When a person imposes a standard on others, however, the effect is different. Occasionally people catch me in grammar errors and interrupt our conversation to crow over my mistake. Sometimes, if I say I feel bad about something—the correct usage because my sense of touch is intact—they reply “I feel badly too” to correct me… incorrectly. Couples will ask me to rule on the usage of their partner. “Tell why that’s wrong,” a husband or wife says, instructing me to wag my finger in an English teacherly way.

My reaction is a shrug. Language is fluid. Usage has always and will always change. Thankfully, we are creative and resourceful beings.

For grammatical sticklers, what’s correct is often not the issue. All of the situations above hint at self-congratulation, rectitude as a hedge against personal insecurity. I teach grammar to protect students from those who would judge them, those who use judgment to feel better about themselves.

I’d rather describe questions and issues surrounding writing than give prescriptive guidelines. This point of view rubs some colleagues the wrong way—it sometimes frustrates students as well—and I respect that some composition teachers try to help students by supplying concrete and manageable rules. Believe me, I see how happy a checklist makes students.

However, I keep coming back to my own teachers, the ones who lied to me. Because students often create fragments when they start sentences with “because,” my fourth grade teacher told me a sentence couldn’t start with the word. A sixth grade teacher told me I couldn’t use contractions in writing. And an eighth grade teacher said, “No beginning a sentence with ‘and.’” “First person is positively out,” my senior English teacher said, “and that includes ‘my.”
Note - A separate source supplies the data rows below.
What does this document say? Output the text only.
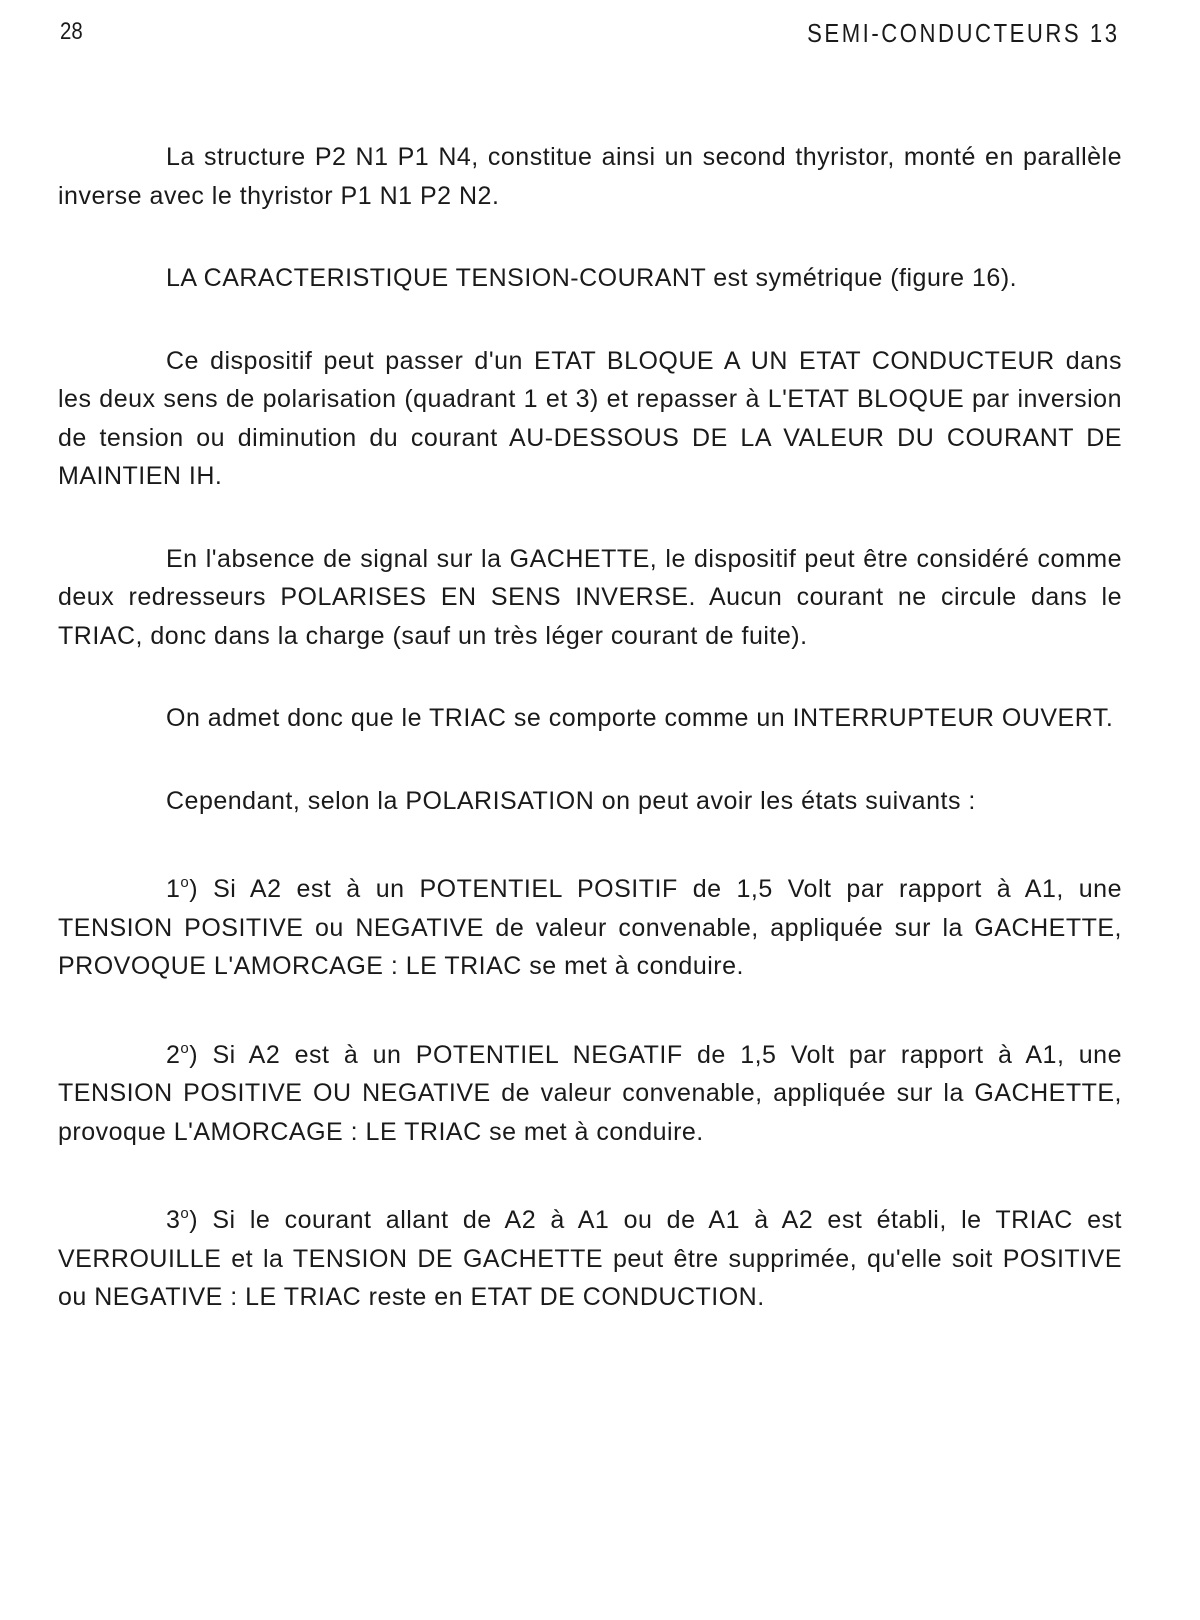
28	SEMI-CONDUCTEURS 13

La structure P2 N1 P1 N4, constitue ainsi un second thyristor, monté en parallèle inverse avec le thyristor P1 N1 P2 N2.

LA CARACTERISTIQUE TENSION-COURANT est symétrique (figure 16).

Ce dispositif peut passer d'un ETAT BLOQUE A UN ETAT CONDUCTEUR dans les deux sens de polarisation (quadrant 1 et 3) et repasser à L'ETAT BLOQUE par inversion de tension ou diminution du courant AU-DESSOUS DE LA VALEUR DU COURANT DE MAINTIEN IH.

En l'absence de signal sur la GACHETTE, le dispositif peut être considéré comme deux redresseurs POLARISES EN SENS INVERSE. Aucun courant ne circule dans le TRIAC, donc dans la charge (sauf un très léger courant de fuite).

On admet donc que le TRIAC se comporte comme un INTERRUPTEUR OUVERT.

Cependant, selon la POLARISATION on peut avoir les états suivants :

1$^o$) Si A2 est à un POTENTIEL POSITIF de 1,5 Volt par rapport à A1, une TENSION POSITIVE ou NEGATIVE de valeur convenable, appliquée sur la GACHETTE, PROVOQUE L'AMORCAGE : LE TRIAC se met à conduire.

2$^o$) Si A2 est à un POTENTIEL NEGATIF de 1,5 Volt par rapport à A1, une TENSION POSITIVE OU NEGATIVE de valeur convenable, appliquée sur la GACHETTE, provoque L'AMORCAGE : LE TRIAC se met à conduire.

3$^o$) Si le courant allant de A2 à A1 ou de A1 à A2 est établi, le TRIAC est VERROUILLE et la TENSION DE GACHETTE peut être supprimée, qu'elle soit POSITIVE ou NEGATIVE : LE TRIAC reste en ETAT DE CONDUCTION.
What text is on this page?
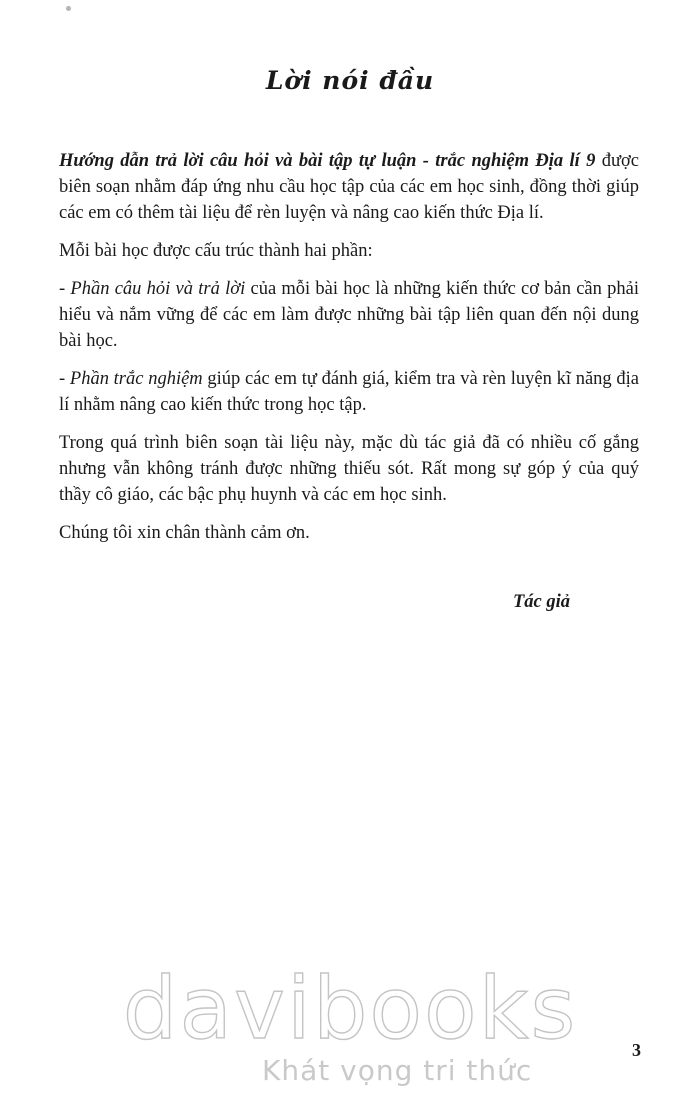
Lời nói đầu

Hướng dẫn trả lời câu hỏi và bài tập tự luận - trắc nghiệm Địa lí 9 được biên soạn nhằm đáp ứng nhu cầu học tập của các em học sinh, đồng thời giúp các em có thêm tài liệu để rèn luyện và nâng cao kiến thức Địa lí.

Mỗi bài học được cấu trúc thành hai phần:

- Phần câu hỏi và trả lời của mỗi bài học là những kiến thức cơ bản cần phải hiểu và nắm vững để các em làm được những bài tập liên quan đến nội dung bài học.

- Phần trắc nghiệm giúp các em tự đánh giá, kiểm tra và rèn luyện kĩ năng địa lí nhằm nâng cao kiến thức trong học tập.

Trong quá trình biên soạn tài liệu này, mặc dù tác giả đã có nhiều cố gắng nhưng vẫn không tránh được những thiếu sót. Rất mong sự góp ý của quý thầy cô giáo, các bậc phụ huynh và các em học sinh.

Chúng tôi xin chân thành cảm ơn.

Tác giả
davibooks
Khát vọng tri thức
3
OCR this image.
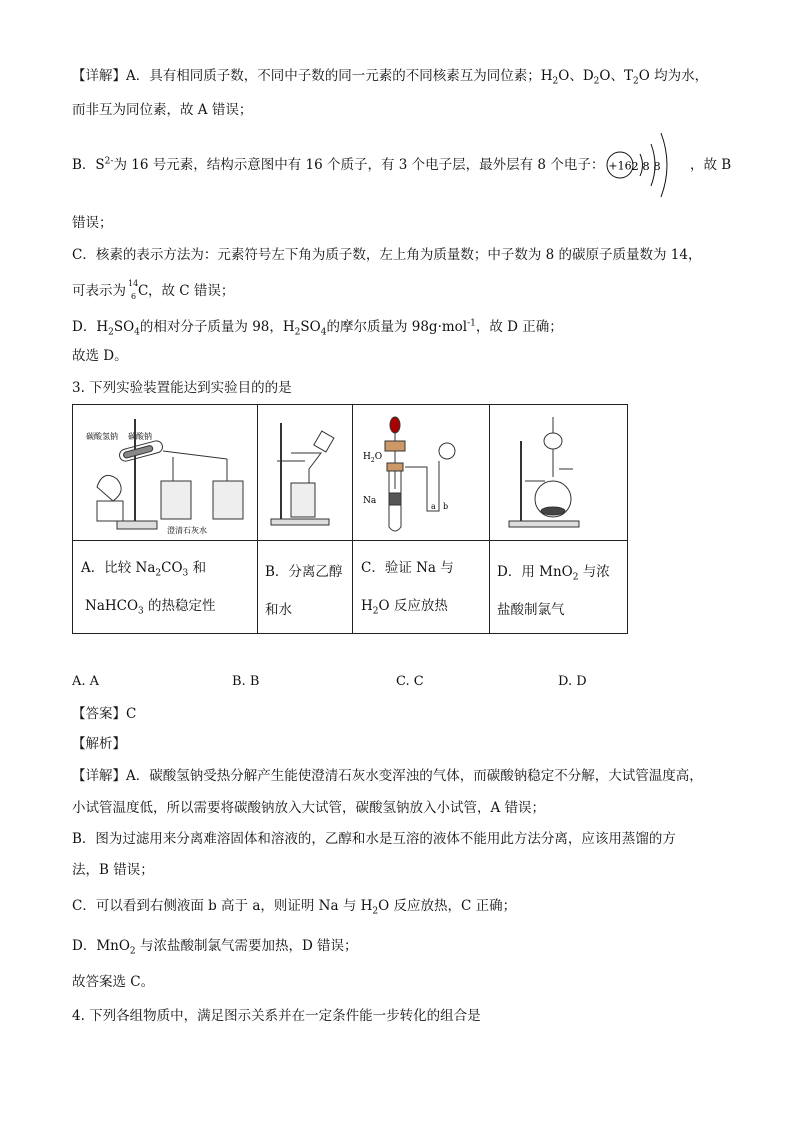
【详解】A．具有相同质子数，不同中子数的同一元素的不同核素互为同位素；$H_2O$、$D_2O$、$T_2O$ 均为水，
而非互为同位素，故 A 错误；
B．$S^{2-}$为 16 号元素，结构示意图中有 16 个质子，有 3 个电子层，最外层有 8 个电子： +16 2 8 8 ，故 B
错误；
C．核素的表示方法为：元素符号左下角为质子数，左上角为质量数；中子数为 8 的碳原子质量数为 14，
可表示为 14
6 C ，故 C 错误；
D．$H_2SO_4$的相对分子质量为 98，$H_2SO_4$的摩尔质量为 98g·mol$^{-1}$，故 D 正确；
故选 D。
3. 下列实验装置能达到实验目的的是
碳酸氢钠 碳酸钠
澄清石灰水
$H_2O$
Na
a b
A．比较 $Na_2CO_3$ 和
NaHCO$_3$ 的热稳定性
B．分离乙醇
和水
C．验证 Na 与
$H_2O$ 反应放热
D．用 MnO$_2$ 与浓
盐酸制氯气
A. A	B. B	C. C	D. D
【答案】C
【解析】
【详解】A．碳酸氢钠受热分解产生能使澄清石灰水变浑浊的气体，而碳酸钠稳定不分解，大试管温度高，
小试管温度低，所以需要将碳酸钠放入大试管，碳酸氢钠放入小试管，A 错误；
B．图为过滤用来分离难溶固体和溶液的，乙醇和水是互溶的液体不能用此方法分离，应该用蒸馏的方
法，B 错误；
C．可以看到右侧液面 b 高于 a，则证明 Na 与 $H_2O$ 反应放热，C 正确；
D．MnO$_2$ 与浓盐酸制氯气需要加热，D 错误；
故答案选 C。
4. 下列各组物质中，满足图示关系并在一定条件能一步转化的组合是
These teachers may have felt I wasn’t ready for the truth. Perhaps they wanted me to master writing their way before moving on to more advanced techniques. Maybe they were looking for standards to make grading easier.

Fine, but writing isn’t easy. If every essay had exactly the same rules, the same emblems of effectiveness, the same size, form, and purpose, essays would be easy, but they might also be predictable, stiff, and dull. I don’t need to read another expertly written and spiritless five-paragraph critical essay. I’ve read enough.

From a teacher’s standpoint, explaining when “I” is appropriate may be inefficient. Experience tells me giving students the chance to practice using first person can be frustrating—they often use “I feel” and “I think” and “I believe” lazily. Decisions are central to writing, however. I’d rather students practice deciding than practice following rules that, it turns out, may not be rules at all.

No one likes hearing excellence is a moving target, but part of excellence is discovering what’s effective here and now, in this situation. I tell students their next English teacher will have different expectations. Students learn a great deal from responding to the writing “rules” each teacher gives them. Every student, however, is ultimately responsible for his or her own rules.

While I’d like to help, making composition easier may not help at all. Unfortunately much of what we call “correct” is visible only in retrospect and easier to describe than prescribe.